The focus on Genova is almost always effective, but this becomes a problem for the book when it – necessarily – shifts away from that city. The BR was a flexible organisation, and its militants were constantly on the move, and its leaders were usually based elsewhere. The pages in this book on – for example – the Moro kidnap in murder in 1978, are the least interesting and convincing of the whole volume. Sometimes, Luzzatto perhaps tries to over-play the importance of Genova, as with his musings as to whether Riccardo Dura was in Via Fani in 1978 – something not really supported by much evidence, and certainly not by any of the almost innumerable trials and investigations into the Moro ‘case’. Luzzatto generally steers clear of conspiracy theories, which so dominate much of the work on the BR, and in particular that around Moro and 1978, but when his focus leaves Genova he does occasionally dabble in some of these so-called ‘mysteries’. And occasionally this world-view appears in his analysis of events in Genova itself, as with the story of supposed ‘documents’ in the garden of Via Fracchia, where Dura and three other brigatisti were killed in May 1980. Were there secret documents buried there? Who knows. Certainly, there is no evidence either way. And how can an historian work without evidence? Personally, moreover, I find the killings of the four brigatisti in Via Fracchia unsurprising. Carabinieri had been killed or seriously injured during numerous arrests of brigatisti from 1974 onwards. Brigatisti had often shot first while threatened with arrest, whatever their internal rules stated. Those killings seem entirely comprehensible – but not justifiable, of course - in the context of what had gone before. By then, it was a war, and the gloves were off.

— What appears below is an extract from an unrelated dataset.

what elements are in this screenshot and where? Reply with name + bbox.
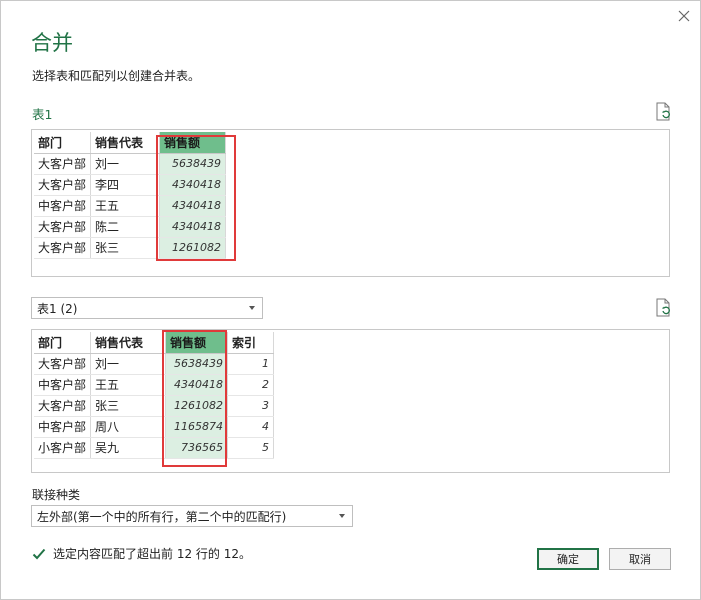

Finally, Luzzatto’s book raises questions for the role of the historian – questions he often poses himself. Is it legitimate to talk to people who murdered, and kidnapped, and killed, and treat them as ‘normal’ providers of testimony? How much should we believe, or not believe, of what we are told by those who formed such a tight-knit group of violent men and women, both in person and in their books? How far should research go? In the last part of the book, Luzzatto suggests that Riccardo Dura may have fathered a child, someone who is still alive, before he was killed in 1980. He presents this extraordinary possibility to us, before declaring that he didn’t want to go any further, because: as he writes «[…] per qualche tempo ho coltivato questa idea di cui adesso quasi mi vergogno. Di partire alla caccia di una donna oggi sulla quarantina, e di arrogarmi il diritto di interrogarla sul padre che non ha mai conosciuto. Oppure, al limite, il diritto di farmi messaggero: di rivelargliela io, l’identità di quel padre. Poi, per fortuna, ci ho ripensato».  At other times, he admits he didn’t ask all the questions he perhaps should have asked. Luzzatto admits to his own fallibility ties and biases. Above all, this is a book which all historians should read, and think about carefully.